On November 15, senior superlatives came out after months of nominating, voting, and waiting. From the moment the initial email was sent asking for nominations, the senior class of Bedford High School was abuzz with excitement. Then, when the second round of voting commenced, the class was on pins and needles, and it’s understandable why this iconic tradition is so important to America’s youth; it’s the legacy each individual in the graduating class has a chance to leave when they are no longer here. Whether your class deems you “Best to Bring Home to Parents,” pays homage your “Best Laugh,” or honors you as “Most Musical,” it’s something for you to be remembered by.

With that being said, some people this year thought that the superlatives handed out seemed a little bit too bland; they’ve all been used before. And while a sense of sentiment accompanies following traditions, maybe these traditions have worn themselves out. I think we can all agree that it would have been a lot more interesting, funny, and impactful if the yearbook was littered with ironic statements and acknowledgments personal to this school, rather than what’s been seen one hundred times.

For example, would you rather vote on “Who’s the Biggest Chatterbox” or “Who’s Most Likely to be Behind ‘BHS Breaking News’,” the infamous Twitter page?
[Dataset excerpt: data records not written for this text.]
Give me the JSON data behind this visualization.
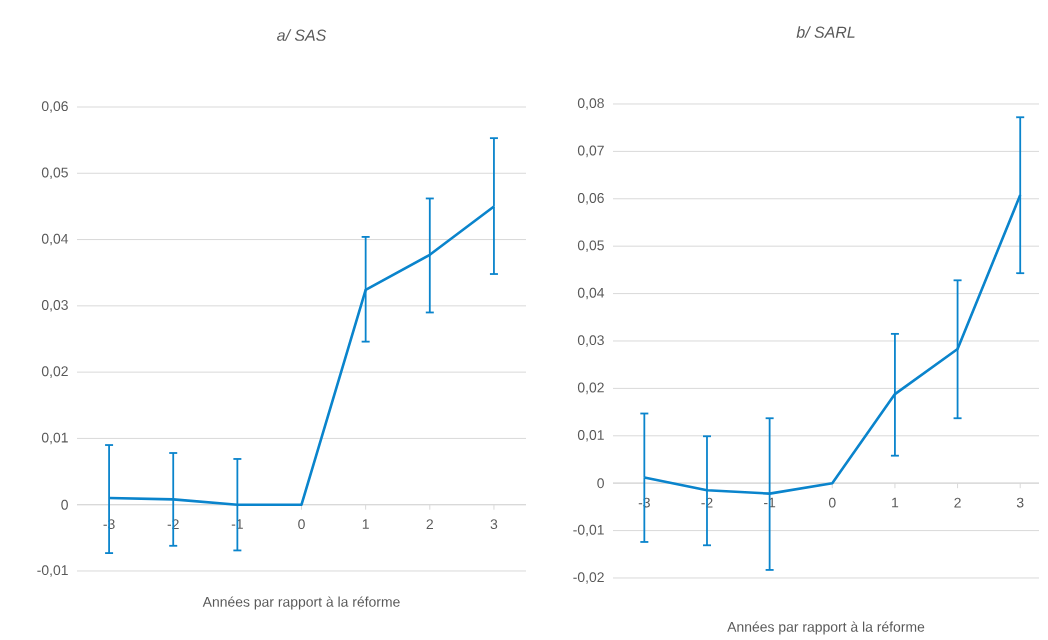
{
  "chart_data": [
    {
      "type": "line",
      "title": "a/ SAS",
      "xlabel": "Années par rapport à la réforme",
      "categories": [
        "-3",
        "-2",
        "-1",
        "0",
        "1",
        "2",
        "3"
      ],
      "series": [
        {
          "color": "#0a84cc",
          "values": [
            0.001,
            0.0008,
            0,
            0,
            0.0324,
            0.0377,
            0.045
          ],
          "errors": [
            [
              -0.0073,
              0.009
            ],
            [
              -0.0062,
              0.0078
            ],
            [
              -0.0069,
              0.0069
            ],
            null,
            [
              0.0246,
              0.0404
            ],
            [
              0.029,
              0.0462
            ],
            [
              0.0348,
              0.0553
            ]
          ]
        }
      ],
      "ylim": [
        -0.01,
        0.06
      ],
      "yticks": [
        {
          "value": -0.01,
          "label": "-0,01"
        },
        {
          "value": 0,
          "label": "0"
        },
        {
          "value": 0.01,
          "label": "0,01"
        },
        {
          "value": 0.02,
          "label": "0,02"
        },
        {
          "value": 0.03,
          "label": "0,03"
        },
        {
          "value": 0.04,
          "label": "0,04"
        },
        {
          "value": 0.05,
          "label": "0,05"
        },
        {
          "value": 0.06,
          "label": "0,06"
        }
      ],
      "grid": "y",
      "line_style": "solid"
    },
    {
      "type": "line",
      "title": "b/ SARL",
      "xlabel": "Années par rapport à la réforme",
      "categories": [
        "-3",
        "-2",
        "-1",
        "0",
        "1",
        "2",
        "3"
      ],
      "series": [
        {
          "color": "#0a84cc",
          "values": [
            0.0012,
            -0.0015,
            -0.0022,
            0,
            0.0188,
            0.0283,
            0.0608
          ],
          "errors": [
            [
              -0.0124,
              0.0147
            ],
            [
              -0.0131,
              0.0099
            ],
            [
              -0.0183,
              0.0137
            ],
            null,
            [
              0.0058,
              0.0315
            ],
            [
              0.0137,
              0.0428
            ],
            [
              0.0443,
              0.0772
            ]
          ]
        }
      ],
      "ylim": [
        -0.02,
        0.08
      ],
      "yticks": [
        {
          "value": -0.02,
          "label": "-0,02"
        },
        {
          "value": -0.01,
          "label": "-0,01"
        },
        {
          "value": 0,
          "label": "0"
        },
        {
          "value": 0.01,
          "label": "0,01"
        },
        {
          "value": 0.02,
          "label": "0,02"
        },
        {
          "value": 0.03,
          "label": "0,03"
        },
        {
          "value": 0.04,
          "label": "0,04"
        },
        {
          "value": 0.05,
          "label": "0,05"
        },
        {
          "value": 0.06,
          "label": "0,06"
        },
        {
          "value": 0.07,
          "label": "0,07"
        },
        {
          "value": 0.08,
          "label": "0,08"
        }
      ],
      "grid": "y",
      "line_style": "solid"
    }
  ]
}
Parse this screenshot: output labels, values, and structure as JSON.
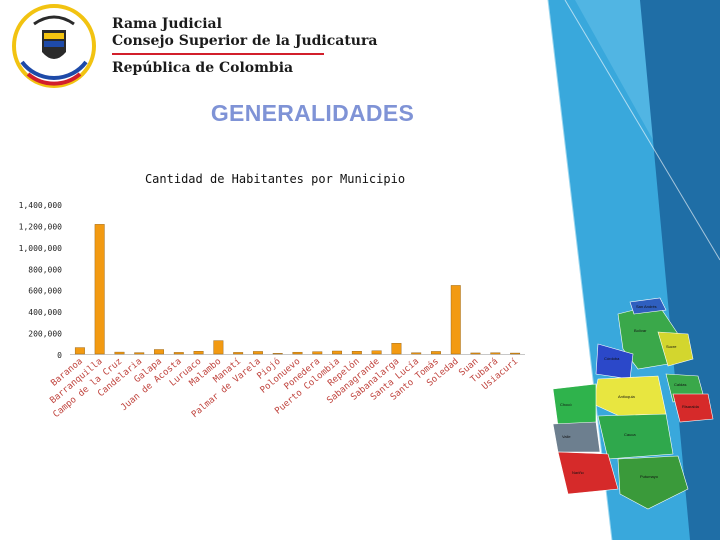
{
  "header": {
    "org_line1": "Rama Judicial",
    "org_line2": "Consejo Superior de la Judicatura",
    "org_line3": "República de Colombia"
  },
  "slide_title": "GENERALIDADES",
  "colors": {
    "bar": "#f29a12",
    "title": "#7f93d6",
    "rule": "#d21f2b"
  },
  "chart_data": {
    "type": "bar",
    "title": "Cantidad de Habitantes por Municipio",
    "ylim": [
      0,
      1400000
    ],
    "yticks": [
      "0",
      "200,000",
      "400,000",
      "600,000",
      "800,000",
      "1,000,000",
      "1,200,000",
      "1,400,000"
    ],
    "grid": false,
    "categories": [
      "Baranoa",
      "Barranquilla",
      "Campo de la Cruz",
      "Candelaria",
      "Galapa",
      "Juan de Acosta",
      "Luruaco",
      "Malambo",
      "Manatí",
      "Palmar de Varela",
      "Piojó",
      "Polonuevo",
      "Ponedera",
      "Puerto Colombia",
      "Repelón",
      "Sabanagrande",
      "Sabanalarga",
      "Santa Lucía",
      "Santo Tomás",
      "Soledad",
      "Suan",
      "Tubará",
      "Usiacurí"
    ],
    "values": [
      60000,
      1210000,
      18000,
      13000,
      42000,
      15000,
      26000,
      125000,
      15000,
      24000,
      6000,
      17000,
      22000,
      28000,
      26000,
      30000,
      100000,
      12000,
      24000,
      640000,
      10000,
      12000,
      9000
    ]
  },
  "map": {
    "regions": [
      {
        "label": "Bolívar",
        "color": "#3aa84a"
      },
      {
        "label": "San Andrés",
        "color": "#2f5fbf"
      },
      {
        "label": "Sucre",
        "color": "#d3d62e"
      },
      {
        "label": "Córdoba",
        "color": "#2b48c9"
      },
      {
        "label": "Antioquia",
        "color": "#e8e640"
      },
      {
        "label": "Chocó",
        "color": "#2fb34c"
      },
      {
        "label": "Caldas",
        "color": "#3aa84a"
      },
      {
        "label": "Risaralda",
        "color": "#d62a2a"
      },
      {
        "label": "Valle",
        "color": "#6d7f8f"
      },
      {
        "label": "Cauca",
        "color": "#2fa84c"
      },
      {
        "label": "Nariño",
        "color": "#d62a2a"
      },
      {
        "label": "Putumayo",
        "color": "#3a9a3a"
      }
    ]
  }
}
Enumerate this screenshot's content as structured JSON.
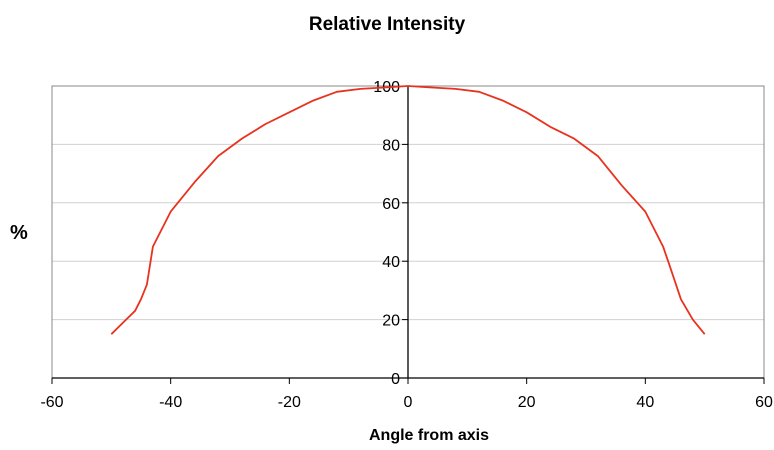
{
  "chart_data": {
    "type": "line",
    "title": "Relative Intensity",
    "xlabel": "Angle from axis",
    "ylabel": "%",
    "xlim": [
      -60,
      60
    ],
    "ylim": [
      0,
      100
    ],
    "xticks": [
      -60,
      -40,
      -20,
      0,
      20,
      40,
      60
    ],
    "yticks": [
      0,
      20,
      40,
      60,
      80,
      100
    ],
    "grid": "horizontal",
    "series": [
      {
        "color": "#e8321e",
        "x": [
          -50,
          -48,
          -46,
          -45,
          -44,
          -43,
          -40,
          -36,
          -32,
          -28,
          -24,
          -20,
          -16,
          -12,
          -8,
          -4,
          0,
          4,
          8,
          12,
          16,
          20,
          24,
          28,
          32,
          36,
          40,
          43,
          44,
          45,
          46,
          48,
          50
        ],
        "y": [
          15,
          19,
          23,
          27,
          32,
          45,
          57,
          67,
          76,
          82,
          87,
          91,
          95,
          98,
          99,
          99.5,
          100,
          99.5,
          99,
          98,
          95,
          91,
          86,
          82,
          76,
          66,
          57,
          45,
          39,
          33,
          27,
          20,
          15
        ]
      }
    ]
  }
}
Would you rather wonder who’s the most studious, or who’s most likely to break their neck walking down to junior lot during the winter? Every school has superlatives, and besides the faces and the names, their yearbooks tend to be identical, so why not make our yearbook unique to the place we have spent hours, weeks, months, and years in?

The possibilities are endless: Honor iconic BHS landmarks (whether some of them are real or not is up for debate) with “Who’s Most Likely to Get Lost in the LARP Castle?” or “Most Likely to Look for the Pool on the Fourth Floor.” Acknowledge the school’s apparent inability to stay quiet with “Who’s Been Kicked out of the Library ‘Silent Study’ Area the Most?” Pay tribute to historic BHS events that have happened through the years with “Who Should have Replaced the DJ at Prom 2018,” “Who Got Triggered the Most Over ‘Go Home Freshmen’,” and “Most Likely to Have Been One of the Clowns During the Clown Terrorism of 2016.” And lastly, what would this list be without an honorable mention to BHS’s #1 sport: “Most Likely to Skip Class for a Spikeball Tournament with all the Sophomores in Bulldog Corner”?

Instead of emphasizing what makes our classmates unique from one another, let’s instead focus on what makes this school different from all the others. You only get one high school senior year yearbook, so let’s make it count. It might be too late for the class of 2019, but class of 2020, take notes. You’re up next.